Volgens Heineken c.s. is artikel 35 GCA geen regel van bewijsrecht, maar een regel is die beoogt een doelmatige taakverdeling tussen de bestuursrechter en de burgerlijke rechter tot stand te brengen.
Verder wijst Heineken op het wetgevingsproces dat voorafging aan de implementatie van de Schaderichtlijn 2014/104/EU. De Nederlandse wetgever heeft er expliciet voor gekozen om aan buitenlandse administratiefrechtelijke beschikkingen — zoals de beschikking van de HCC — geen bindende werking toe te kennen in civiele procedures.
3.3.
Heineken wijst op enige passages uit het rapport van het IJI die voorkomen in de hieronder volledig aangehaalde paragrafen.

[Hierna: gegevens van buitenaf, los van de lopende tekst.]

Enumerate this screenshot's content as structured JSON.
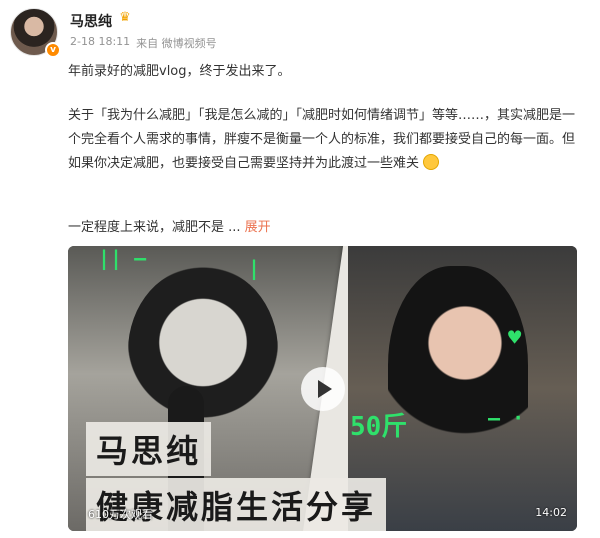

“59. Zoals hiervoor al overwogen, vestigt artikel 9 ADA een onweerlegbaar vermoeden van de eerder geconstateerde en vastgestelde mededingingsrechtelijke inbreuk bij een procedure met betrekking tot een schadevordering die ziet op die inbreuk. Hiermee heeft het artikel invloed op de materiële uitkomst van de procedure/de inhoud van de rechterlijke beslissing en kan worden beargumenteerd dat sprake is van een regel van materieel bewijsrecht. Deze kwalificatie past ook bij de eerder aangehaalde parlementaire geschiedenis bij de invoering van de WCOD en het overgangsrecht voor de temporele werking van artikel 9 Schaderichtlijn en artikel 9 ADA.
60. Het kwalificeren van de regel van artikel 9 lid 1 ADA als materieel bewijsrecht zou ertoe leiden dat deze bepaling als deel van de Griekse lex causae van toepassing is in de procedure in Nederland. Dit heeft dan tot gevolg dat de bewijswaardering van de definitieve inbreukbeslissing uit Griekenland moet worden beoordeeld aan de hand van artikel 9 ADA en de Nederlandse rechter de beslissing moet waarderen als onweerlegbaar bewijs van de inbreuk. Dat leidt ertoe dat de Nederlandse civiele rechter, die moet oordelen over een schadevordering met betrekking tot een in Griekenland gepleegde inbreuk, dezelfde bewijswaarde hecht aan de definitieve Griekse inbreukbeslissing als het geval zou zijn geweest als de vorderingen in de voorliggende procedure aan de Griekse civiele rechter zouden zijn voorgelegd. Dat past ook bij het toepassen van het buitenlands recht op dezelfde wijze als in het desbetreffende land zelf geschiedt, zoals de wetgever voor ogen had bij de invoering van boek 10 BW.
(…)
63. Vanuit de Nederlandse IPR opvatting zou kunnen worden beargumenteerd dat een onweerlegbaar bewijsvermoeden een regel van materieel bewijsrecht is en dat genoemd bewijsvermoeden daarmee onder de vleugels van de lex causae, in casu het Griekse recht, rechtstreeks van toepassing is in de Nederlandse rechtsorde.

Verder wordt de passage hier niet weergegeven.